I’m back to talk more about my martial arts in the next year. Before I get to that, though, my god. My sleep is so off the rails. Like, this is the worst it’s been in quite some time. Ugh. I’m trying very hard to get it back on track, but for whatever reason, it’s just not working.

Back to martial arts.

By the way, I still think immediately ‘taiji’ and then add ‘bagua’ afterwards. I’m fine with that as I’ve been studying Taiji for fifteen years and Bagua less than one. Or right around one. This is the post from yesterday in which I talk about the Double Fan Form and how close I am to f inishing it. Soooooo close. In fact, I could have finished it by now, but I’ve been pacing myself. I don’t want to rush at the end just to say I have it finished.

I’mma be real with you. I am very proud of myself for sticking with it. I have never had this much trouble with a form before,, and I had to really push myself some days to get it done. I’m weird in that I either quit right away when I can’t do something or I push myself past the point where it’s smart or reasonable.

To be fair, I have proven I can do it this time. Well, I have one posture left to go, but I don’t think I’m speaking out of pocket by declaring it finis (at some point soon).

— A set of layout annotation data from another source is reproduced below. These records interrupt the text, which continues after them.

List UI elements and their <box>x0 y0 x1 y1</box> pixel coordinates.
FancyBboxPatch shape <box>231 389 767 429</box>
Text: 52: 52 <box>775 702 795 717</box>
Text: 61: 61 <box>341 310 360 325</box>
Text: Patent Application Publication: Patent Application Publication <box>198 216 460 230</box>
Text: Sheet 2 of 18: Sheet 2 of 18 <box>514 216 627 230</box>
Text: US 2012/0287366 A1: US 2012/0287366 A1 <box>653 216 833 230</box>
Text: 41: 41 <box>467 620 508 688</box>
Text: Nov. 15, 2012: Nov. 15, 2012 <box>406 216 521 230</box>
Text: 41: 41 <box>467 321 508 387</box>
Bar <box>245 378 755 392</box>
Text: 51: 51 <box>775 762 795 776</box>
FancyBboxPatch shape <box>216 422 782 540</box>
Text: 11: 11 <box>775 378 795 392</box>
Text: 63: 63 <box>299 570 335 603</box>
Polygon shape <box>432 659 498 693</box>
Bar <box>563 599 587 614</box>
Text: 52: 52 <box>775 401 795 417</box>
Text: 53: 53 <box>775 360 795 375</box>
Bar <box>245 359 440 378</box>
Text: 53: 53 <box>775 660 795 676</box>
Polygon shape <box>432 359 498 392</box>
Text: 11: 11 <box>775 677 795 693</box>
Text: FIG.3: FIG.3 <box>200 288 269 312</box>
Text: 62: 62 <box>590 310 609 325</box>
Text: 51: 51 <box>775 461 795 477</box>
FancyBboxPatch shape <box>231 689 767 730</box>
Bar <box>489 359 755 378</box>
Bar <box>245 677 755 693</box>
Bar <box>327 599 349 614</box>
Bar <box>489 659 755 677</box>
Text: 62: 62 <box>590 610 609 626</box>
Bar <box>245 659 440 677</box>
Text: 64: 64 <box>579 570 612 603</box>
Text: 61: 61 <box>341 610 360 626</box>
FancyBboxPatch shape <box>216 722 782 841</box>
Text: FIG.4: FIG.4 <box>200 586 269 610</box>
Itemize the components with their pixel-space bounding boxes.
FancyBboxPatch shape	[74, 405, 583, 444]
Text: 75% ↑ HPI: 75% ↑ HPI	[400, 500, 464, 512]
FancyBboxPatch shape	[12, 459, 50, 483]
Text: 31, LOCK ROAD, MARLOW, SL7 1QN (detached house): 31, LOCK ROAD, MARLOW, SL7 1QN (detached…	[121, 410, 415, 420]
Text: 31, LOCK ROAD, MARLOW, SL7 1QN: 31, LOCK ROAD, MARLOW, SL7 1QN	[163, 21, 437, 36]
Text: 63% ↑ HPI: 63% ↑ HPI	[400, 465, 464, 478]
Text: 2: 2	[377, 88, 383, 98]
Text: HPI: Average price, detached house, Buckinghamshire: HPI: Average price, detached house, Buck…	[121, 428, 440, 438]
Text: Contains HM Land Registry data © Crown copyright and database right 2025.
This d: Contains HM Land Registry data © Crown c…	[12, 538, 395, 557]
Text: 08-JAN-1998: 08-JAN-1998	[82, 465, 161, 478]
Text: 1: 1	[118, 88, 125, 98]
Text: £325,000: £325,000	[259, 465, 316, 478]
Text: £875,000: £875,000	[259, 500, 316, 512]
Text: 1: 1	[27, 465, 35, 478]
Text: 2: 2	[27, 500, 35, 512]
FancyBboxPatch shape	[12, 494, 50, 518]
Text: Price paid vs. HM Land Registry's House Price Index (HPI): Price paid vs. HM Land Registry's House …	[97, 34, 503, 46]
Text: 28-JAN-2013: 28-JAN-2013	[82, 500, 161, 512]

What’s next? I can’t help but think about it because I’m that close. I know I’ve said that I want to focus on refining the forms I alreadyy know, but I can’t deny that mumur in the back of my head saying, “But what about a new form?”

“Oh, you should just CTFO and refine the forms you already–”

“Ok, but what about a new form, though?”

Now, I’d like to tell you that I will be mature and work on refining the forms I already know. That I’ll be thoughtful and reflective next year so my current forms will be better. I do think I’ll do some of that, but I also know myself. I am going to teach myself another form. Or I’m going to create a form.

Might as well shoot for the top, then. Swimming Dragon Form (hands only) on the left side. Plus, my teacher’s teacher’s Bagua Form with Deer Horn Knives. Or maybe I’ll create a Swimming Dragon Form with the Deer Horn Knives. It’s going to be something with the Deer Horn Knives. I can tell you that much. They are my favorite weapon, and I am excited to do an actual form with them. It’s the whole reason I started learning Bagua.